In the longer run, these are just more developments pushing the world at large away from dollars and toward alternatives of all kinds, including new payment systems and cryptocurrencies. The signs of a reset are everywhere, but at least for now the dollar is still king of the hill.

 

The dollar represents about 60% of global reserve assets, 80% of global payments and almost 100% of global oil sales. With such a dominant position, the dollar will not be easy to replace. Still, the trends are not good for the dollar. The international reserve position may be 60%, but as recently as 2000 it was over 70% and just a few years ago it was still at 63%. That trend is not your friend.

In that case, the replacement of the dollar could happen almost overnight. Individuals will not be allowed to own SDRs, but you can still protect you wealth by buying gold. Both countries have more than tripled their gold reserves since 2009.
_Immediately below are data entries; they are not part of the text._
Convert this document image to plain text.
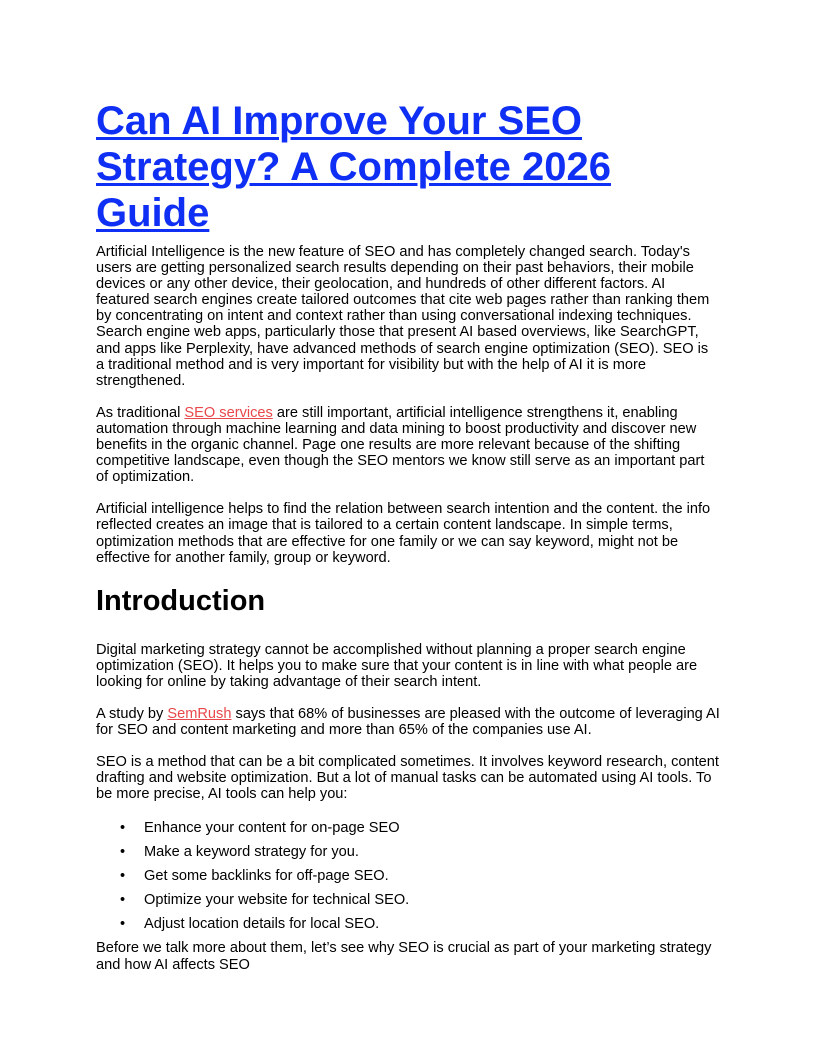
Can AI Improve Your SEO Strategy? A Complete 2026 Guide

Artificial Intelligence is the new feature of SEO and has completely changed search. Today's users are getting personalized search results depending on their past behaviors, their mobile devices or any other device, their geolocation, and hundreds of other different factors. AI featured search engines create tailored outcomes that cite web pages rather than ranking them by concentrating on intent and context rather than using conversational indexing techniques. Search engine web apps, particularly those that present AI based overviews, like SearchGPT, and apps like Perplexity, have advanced methods of search engine optimization (SEO). SEO is a traditional method and is very important for visibility but with the help of AI it is more strengthened.

As traditional SEO services are still important, artificial intelligence strengthens it, enabling automation through machine learning and data mining to boost productivity and discover new benefits in the organic channel. Page one results are more relevant because of the shifting competitive landscape, even though the SEO mentors we know still serve as an important part of optimization.

Artificial intelligence helps to find the relation between search intention and the content. the info reflected creates an image that is tailored to a certain content landscape. In simple terms, optimization methods that are effective for one family or we can say keyword, might not be effective for another family, group or keyword.

Introduction

Digital marketing strategy cannot be accomplished without planning a proper search engine optimization (SEO). It helps you to make sure that your content is in line with what people are looking for online by taking advantage of their search intent.

A study by SemRush says that 68% of businesses are pleased with the outcome of leveraging AI for SEO and content marketing and more than 65% of the companies use AI.

SEO is a method that can be a bit complicated sometimes. It involves keyword research, content drafting and website optimization. But a lot of manual tasks can be automated using AI tools. To be more precise, AI tools can help you:

• Enhance your content for on-page SEO
• Make a keyword strategy for you.
• Get some backlinks for off-page SEO.
• Optimize your website for technical SEO.
• Adjust location details for local SEO.

Before we talk more about them, let’s see why SEO is crucial as part of your marketing strategy and how AI affects SEO
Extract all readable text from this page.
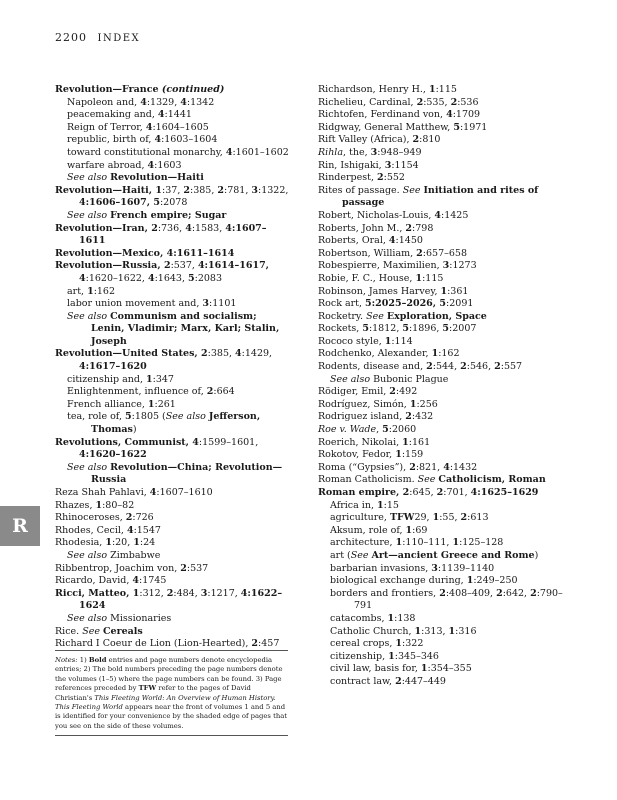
2200 INDEX
Revolution—France (continued)
Napoleon and, 4:1329, 4:1342
peacemaking and, 4:1441
Reign of Terror, 4:1604–1605
republic, birth of, 4:1603–1604
toward constitutional monarchy, 4:1601–1602
warfare abroad, 4:1603
See also Revolution—Haiti
Revolution—Haiti, 1:37, 2:385, 2:781, 3:1322, 4:1606–1607, 5:2078
See also French empire; Sugar
Revolution—Iran, 2:736, 4:1583, 4:1607–1611
Revolution—Mexico, 4:1611–1614
Revolution—Russia, 2:537, 4:1614–1617, 4:1620–1622, 4:1643, 5:2083
art, 1:162
labor union movement and, 3:1101
See also Communism and socialism; Lenin, Vladimir; Marx, Karl; Stalin, Joseph
Revolution—United States, 2:385, 4:1429, 4:1617–1620
citizenship and, 1:347
Enlightenment, influence of, 2:664
French alliance, 1:261
tea, role of, 5:1805 (See also Jefferson, Thomas)
Revolutions, Communist, 4:1599–1601, 4:1620–1622
See also Revolution—China; Revolution—Russia
Reza Shah Pahlavi, 4:1607–1610
Rhazes, 1:80–82
Rhinoceroses, 2:726
Rhodes, Cecil, 4:1547
Rhodesia, 1:20, 1:24
See also Zimbabwe
Ribbentrop, Joachim von, 2:537
Ricardo, David, 4:1745
Ricci, Matteo, 1:312, 2:484, 3:1217, 4:1622–1624
See also Missionaries
Rice. See Cereals
Richard I Coeur de Lion (Lion-Hearted), 2:457
Richardson, Henry H., 1:115
Richelieu, Cardinal, 2:535, 2:536
Richtofen, Ferdinand von, 4:1709
Ridgway, General Matthew, 5:1971
Rift Valley (Africa), 2:810
Rihla, the, 3:948–949
Rin, Ishigaki, 3:1154
Rinderpest, 2:552
Rites of passage. See Initiation and rites of passage
Robert, Nicholas-Louis, 4:1425
Roberts, John M., 2:798
Roberts, Oral, 4:1450
Robertson, William, 2:657–658
Robespierre, Maximilien, 3:1273
Robie, F. C., House, 1:115
Robinson, James Harvey, 1:361
Rock art, 5:2025–2026, 5:2091
Rocketry. See Exploration, Space
Rockets, 5:1812, 5:1896, 5:2007
Rococo style, 1:114
Rodchenko, Alexander, 1:162
Rodents, disease and, 2:544, 2:546, 2:557
See also Bubonic Plague
Rödiger, Emil, 2:492
Rodríguez, Simón, 1:256
Rodriguez island, 2:432
Roe v. Wade, 5:2060
Roerich, Nikolai, 1:161
Rokotov, Fedor, 1:159
Roma (“Gypsies”), 2:821, 4:1432
Roman Catholicism. See Catholicism, Roman
Roman empire, 2:645, 2:701, 4:1625–1629
Africa in, 1:15
agriculture, TFW29, 1:55, 2:613
Aksum, role of, 1:69
architecture, 1:110–111, 1:125–128
art (See Art—ancient Greece and Rome)
barbarian invasions, 3:1139–1140
biological exchange during, 1:249–250
borders and frontiers, 2:408–409, 2:642, 2:790–791
catacombs, 1:138
Catholic Church, 1:313, 1:316
cereal crops, 1:322
citizenship, 1:345–346
civil law, basis for, 1:354–355
contract law, 2:447–449
Notes: 1) Bold entries and page numbers denote encyclopedia entries; 2) The bold numbers preceding the page numbers denote the volumes (1–5) where the page numbers can be found. 3) Page references preceded by TFW refer to the pages of David Christian's This Fleeting World: An Overview of Human History. This Fleeting World appears near the front of volumes 1 and 5 and is identified for your convenience by the shaded edge of pages that you see on the side of these volumes.
R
But attacks on the dollar are not limited to gold or SDRs themselves. The most imminent threat to the dollar actually comes from a combination of gold and digital currency.

 

The fact that Russia and China have been acquiring gold is old news. Still, there are practical problems with using gold as a form of currency, including storage and transportation costs.

The new cryptocurrency (calling it that now is a mistake but lacking any other description it has to do-do not confuse it with current crypto's)

would be a so-called “stable coin,” where the value was fixed with reference either to a weight of gold or another standard unit such as the SDR.

Such net settlements would require far less gold than gross settlements (where every transaction had to be paid for in real-time). This type of system (also called a “permissioned blockchain”) is not pie-in-the-sky, but is already under development and will be deployed soon. But you can count on the U.S. government being the last to know.

(Disagree with that last statement as it is imperative that it does know and facilitates the augmentation of that type of system-namely asset backed money)

 

The development of a gold-backed digital currency is just one more sign that dollar dominance in global finance may end sooner than most expect.

And we may be getting dangerously close to that point right now.